These photographs were born from walking through Havana with open eyes and the patience of someone who understands that visual truth cannot be forced; it must be found. I shot them with a Canon 5D Mark III and two lenses that shape the way you see: a Pentacon 29mm f/2.8 and a Praktica 135mm f/2.8.
The Pentacon is both beautiful and temperamental. Wide open at f/2.8 it distorts the edges, bends lines and ruins any attempt at clean geometry. That’s why I use it at f/8: that’s where it calms down, stops twisting reality, and allows me to capture the worn architecture of Centro Habana and Vedado as it truly is; without artificial corrections or cosmetic honesty.
The Praktica, on the other hand, gives me compression, separation, and a dry, unforgiving sharpness; perfect for isolating gestures and moments from a distance. That contrast; one wide and chaotic, the other precise and detached; mirrors the tension and harshness of life in these streets.
These scenes were taken in neighborhoods where reality doesn’t need explanation; it imposes itself. Streets with garbage that has been sitting for days, façades devoured by time, corners where necessity replaces order. And still, life keeps moving: people walk, work, improvise, endure. Not because of romantic hope, but because there is no alternative.

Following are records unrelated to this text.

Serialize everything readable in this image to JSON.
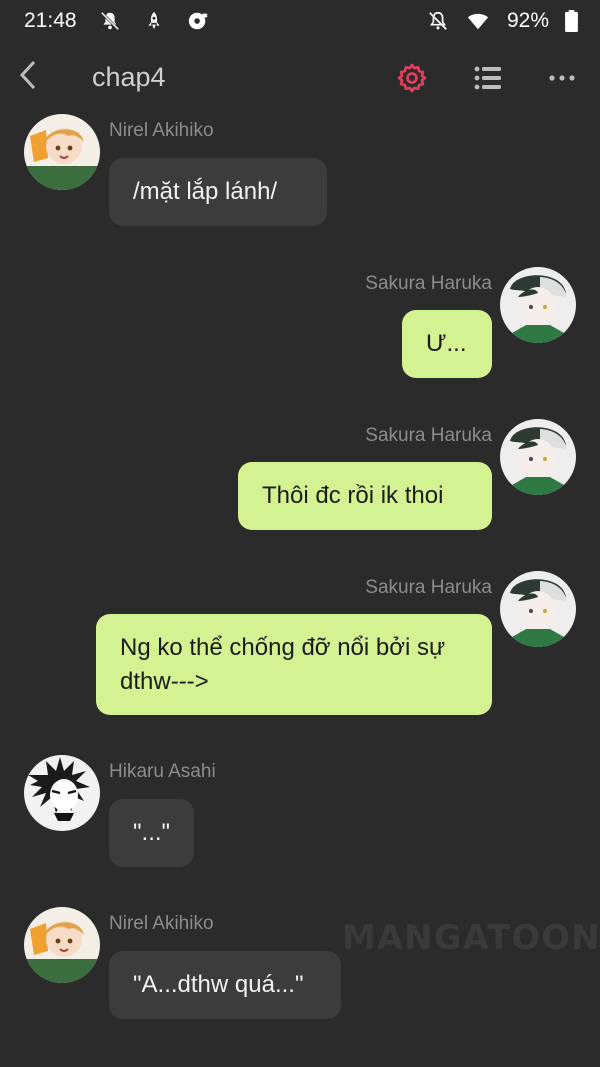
{
  "status_bar": {
    "time": "21:48",
    "battery": "92%",
    "icons": [
      "mute-notification-icon",
      "rocket-icon",
      "media-icon",
      "bell-off-icon",
      "wifi-icon",
      "battery-icon"
    ]
  },
  "app_bar": {
    "title": "chap4",
    "accent_color": "#e8405a"
  },
  "messages": [
    {
      "side": "left",
      "name": "Nirel Akihiko",
      "text": "/mặt lắp lánh/"
    },
    {
      "side": "right",
      "name": "Sakura Haruka",
      "text": "Ư..."
    },
    {
      "side": "right",
      "name": "Sakura Haruka",
      "text": "Thôi đc rồi ik thoi"
    },
    {
      "side": "right",
      "name": "Sakura Haruka",
      "text": "Ng ko thể chống đỡ nổi bởi sự dthw--->"
    },
    {
      "side": "left",
      "name": "Hikaru Asahi",
      "text": "\"...\""
    },
    {
      "side": "left",
      "name": "Nirel Akihiko",
      "text": "\"A...dthw quá...\""
    }
  ],
  "watermark": "MANGATOON",
  "colors": {
    "background": "#2b2b2b",
    "left_bubble": "#3c3c3c",
    "right_bubble": "#d4f292"
  }
}
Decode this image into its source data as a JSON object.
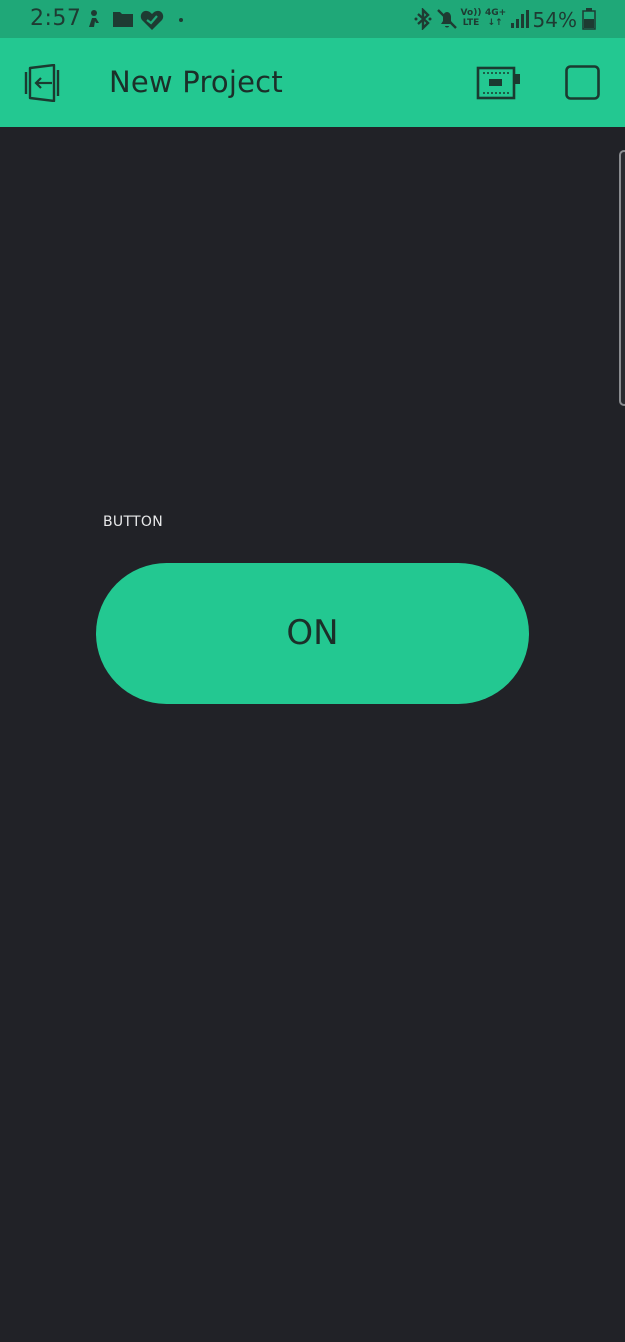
{
  "status_bar": {
    "time": "2:57",
    "volte_line1": "Vo))",
    "volte_line2": "LTE",
    "network_line1": "4G+",
    "network_line2": "↓↑",
    "battery_percent": "54%",
    "icons": [
      "person-icon",
      "folder-icon",
      "heart-check-icon",
      "dot-icon",
      "bluetooth-icon",
      "mute-icon",
      "signal-icon",
      "battery-icon"
    ]
  },
  "app_bar": {
    "title": "New Project",
    "icons": [
      "exit-icon",
      "device-icon",
      "play-square-icon"
    ]
  },
  "widget": {
    "label": "BUTTON",
    "button_text": "ON",
    "state": "on"
  },
  "colors": {
    "accent": "#23c891",
    "status_bar": "#1fa878",
    "background": "#212227",
    "text_dark": "#1b2f29",
    "label_text": "#e8e9ea"
  }
}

I chose to present this series in black and white because color becomes a distraction here. Stripping it away leaves the city exposed, defined by its harsh shadows, deep cracks, and accumulated exhaustion. I’m not interested in beautifying decay; falling into that seductive documentary aesthetic that turns poverty into a postcard.

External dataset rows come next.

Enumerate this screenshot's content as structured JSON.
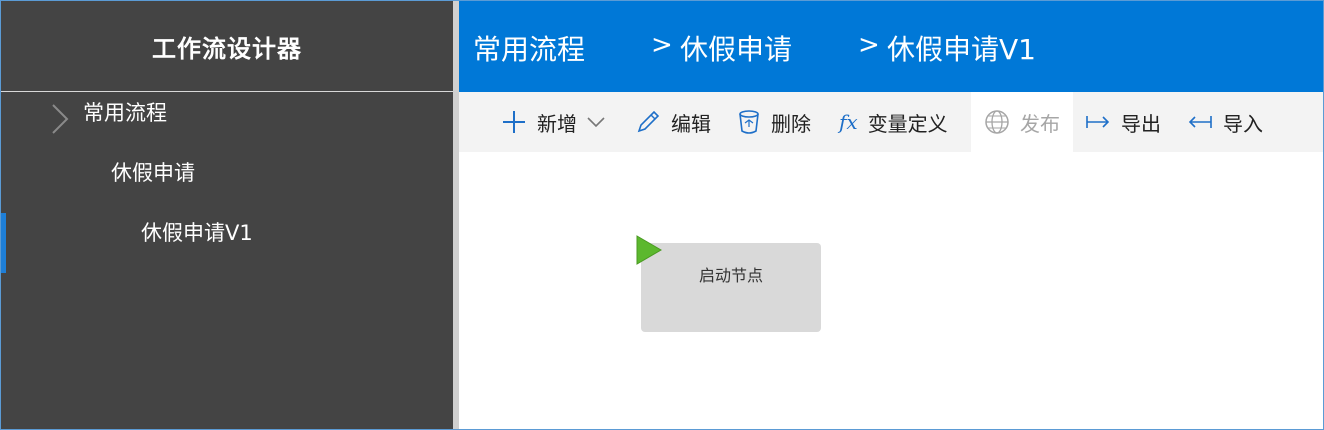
{
  "sidebar": {
    "title": "工作流设计器",
    "tree": {
      "root_label": "常用流程",
      "child_label": "休假申请",
      "leaf_label": "休假申请V1"
    }
  },
  "header": {
    "breadcrumbs": [
      "常用流程",
      "休假申请",
      "休假申请V1"
    ],
    "separator": ">"
  },
  "toolbar": {
    "add_label": "新增",
    "edit_label": "编辑",
    "delete_label": "删除",
    "variables_label": "变量定义",
    "publish_label": "发布",
    "export_label": "导出",
    "import_label": "导入",
    "fx_glyph": "fx"
  },
  "canvas": {
    "nodes": [
      {
        "label": "启动节点",
        "type": "start"
      }
    ]
  },
  "colors": {
    "sidebar_bg": "#444444",
    "header_bg": "#0078d7",
    "toolbar_bg": "#f3f3f3",
    "accent": "#1e7fd8",
    "node_bg": "#d9d9d9",
    "start_icon": "#5cb82e"
  }
}
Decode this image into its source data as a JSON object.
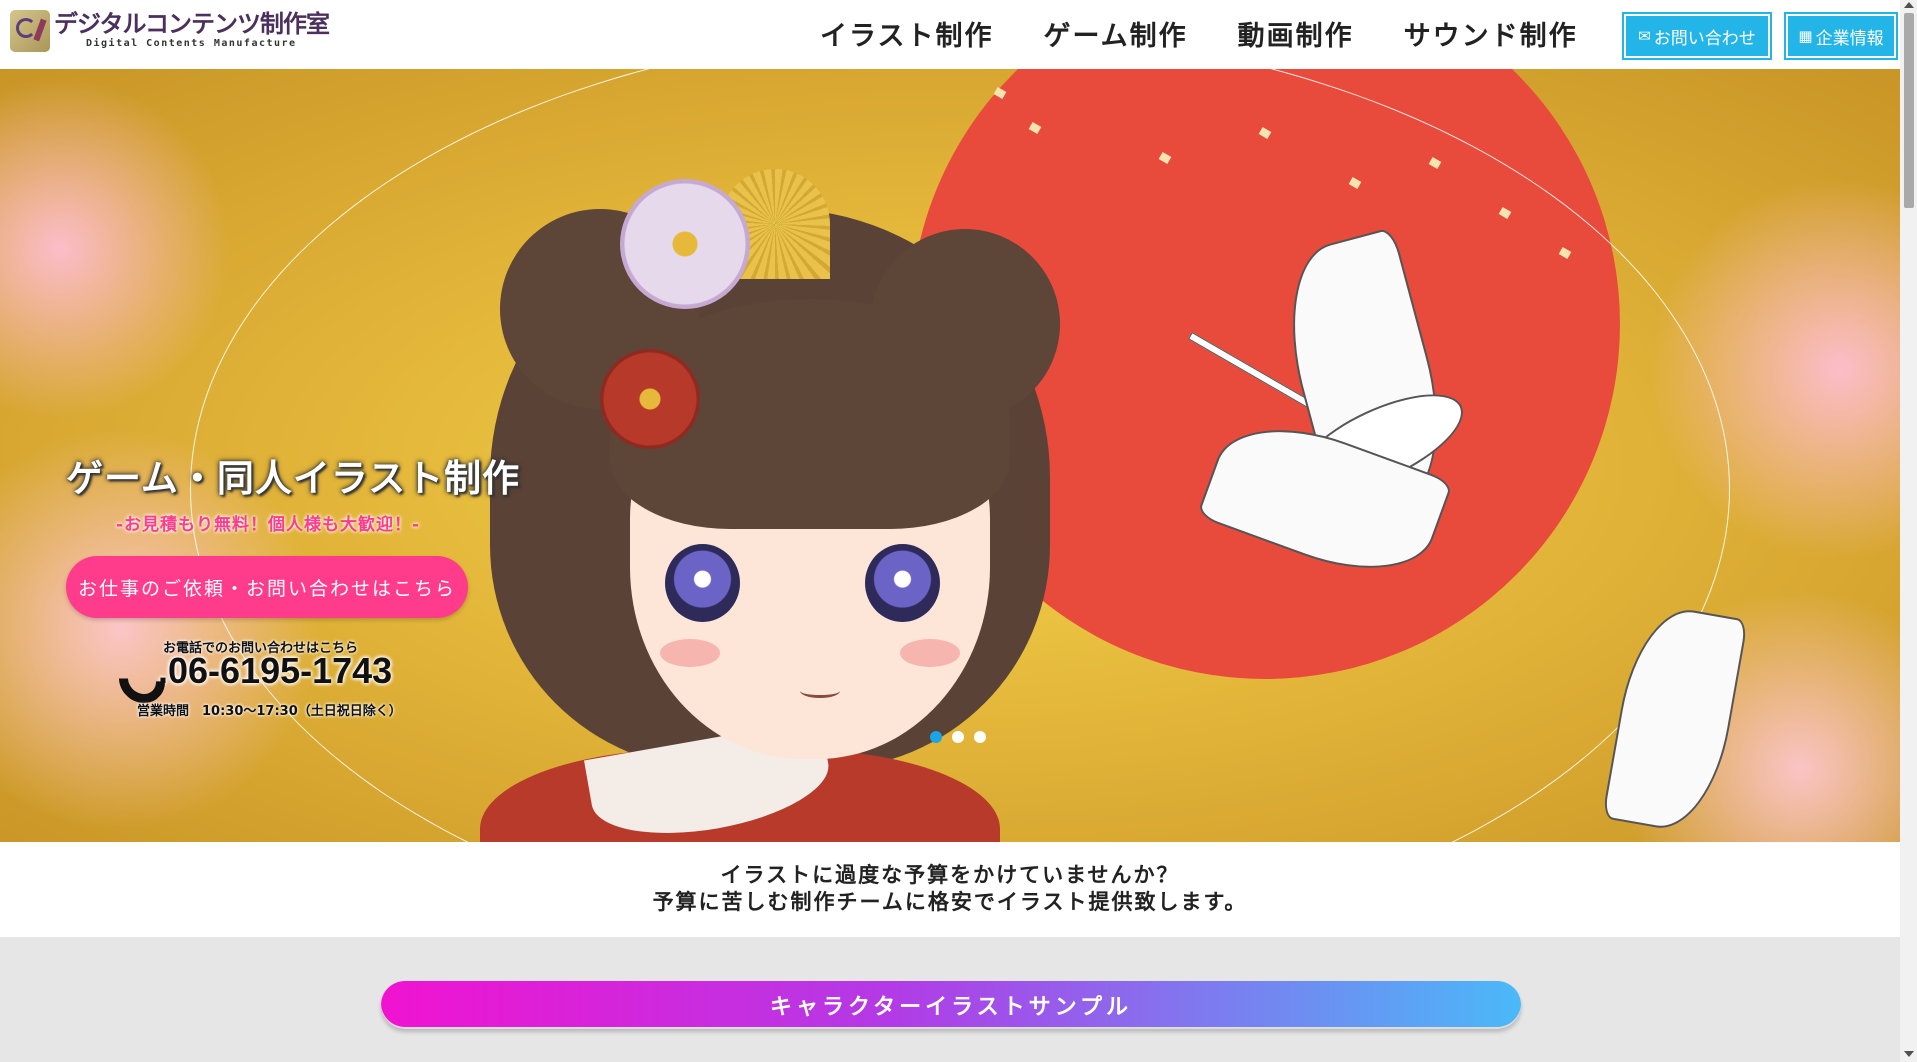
{
  "header": {
    "logo_title": "デジタルコンテンツ制作室",
    "logo_subtitle": "Digital Contents Manufacture",
    "nav": [
      {
        "label": "イラスト制作"
      },
      {
        "label": "ゲーム制作"
      },
      {
        "label": "動画制作"
      },
      {
        "label": "サウンド制作"
      }
    ],
    "contact_button": {
      "label": "お問い合わせ",
      "icon": "mail-icon"
    },
    "company_button": {
      "label": "企業情報",
      "icon": "building-icon"
    }
  },
  "hero": {
    "title": "ゲーム・同人イラスト制作",
    "subtitle": "-お見積もり無料！個人様も大歓迎！-",
    "cta_label": "お仕事のご依頼・お問い合わせはこちら",
    "phone_note": "お電話でのお問い合わせはこちら",
    "phone_icon": "phone-icon",
    "phone_number": ".06-6195-1743",
    "hours": "営業時間　10:30〜17:30（土日祝日除く）",
    "slider": {
      "total": 3,
      "active": 1
    }
  },
  "tagline": {
    "line1": "イラストに過度な予算をかけていませんか？",
    "line2": "予算に苦しむ制作チームに格安でイラスト提供致します。"
  },
  "section": {
    "title": "キャラクターイラストサンプル"
  },
  "colors": {
    "accent_blue": "#24b5e8",
    "accent_pink": "#ff3b8b",
    "gradient_start": "#f113d1",
    "gradient_end": "#4ab9f8"
  }
}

What you see is what it is. Nothing more, nothing less.
Technically, I chose honesty as well. I didn’t straighten what was crooked. I didn’t soften the textures of the walls or the harshness of the light. I didn’t correct what, in essence, reflects the truth of the environment. Documentary photography loses its purpose when it becomes makeup.

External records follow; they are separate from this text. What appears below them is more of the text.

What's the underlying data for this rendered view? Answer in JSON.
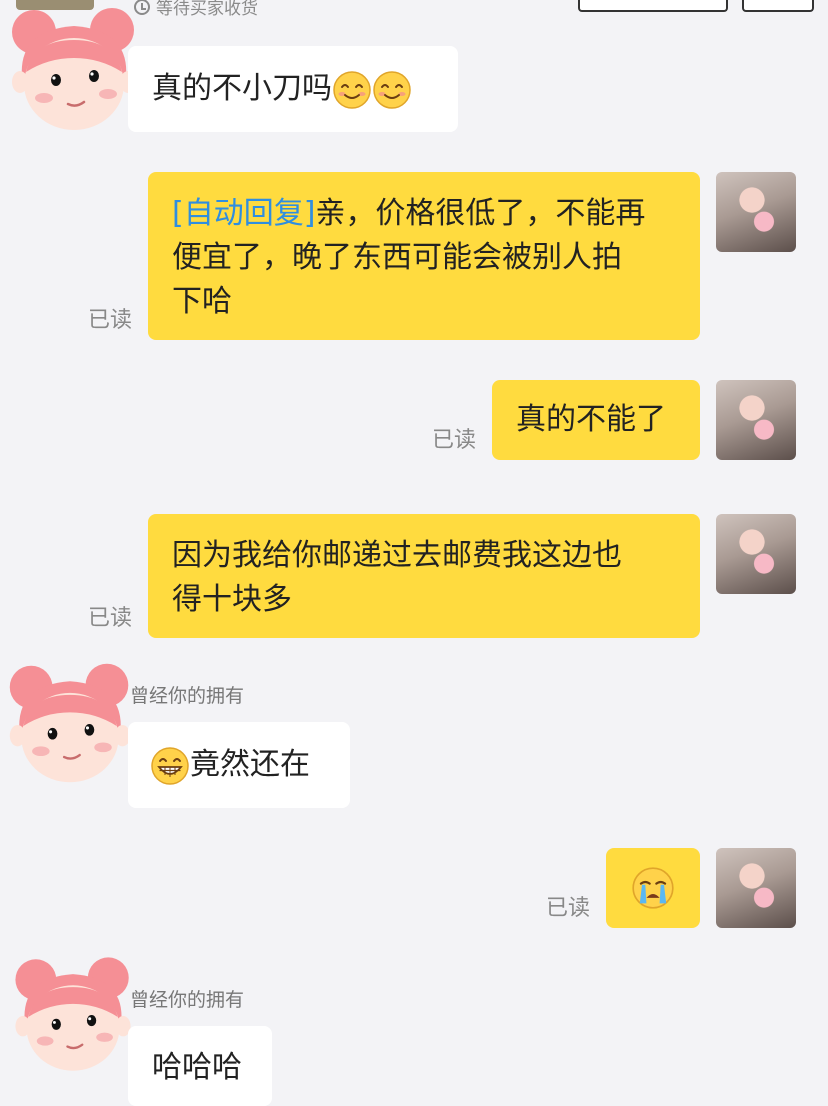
{
  "header": {
    "status_text": "等待买家收货"
  },
  "colors": {
    "background": "#f3f3f6",
    "self_bubble": "#ffdb3f",
    "other_bubble": "#ffffff",
    "auto_reply_tag": "#2f8ee0",
    "read_label": "#888888"
  },
  "messages": [
    {
      "side": "left",
      "text": "真的不小刀吗",
      "emojis": [
        "smile-emoji",
        "smile-emoji"
      ]
    },
    {
      "side": "right",
      "tag": "[自动回复]",
      "text_line1": "亲，价格很低了，不能再",
      "text_line2": "便宜了，晚了东西可能会被别人拍",
      "text_line3": "下哈",
      "read": "已读"
    },
    {
      "side": "right",
      "text": "真的不能了",
      "read": "已读"
    },
    {
      "side": "right",
      "text_line1": "因为我给你邮递过去邮费我这边也",
      "text_line2": "得十块多",
      "read": "已读"
    },
    {
      "side": "left",
      "sender": "曾经你的拥有",
      "text": "竟然还在",
      "emojis": [
        "grin-emoji"
      ]
    },
    {
      "side": "right",
      "read": "已读",
      "emojis": [
        "crying-emoji"
      ]
    },
    {
      "side": "left",
      "sender": "曾经你的拥有",
      "text": "哈哈哈"
    }
  ]
}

And this brings me to my intention as a photographer: I want the world to see the world the way I see it. I’m not trying to impose a way of thinking, or push anyone toward a conclusion. My commitment is to my vision, and my vision is honest. I express myself through it because it’s the most sincere tool I have.
If my images provoke reflection, discomfort, or empathy, then they have done their job.
This series is not a judgment.
It is a testimony. And it is my way of leaving a record.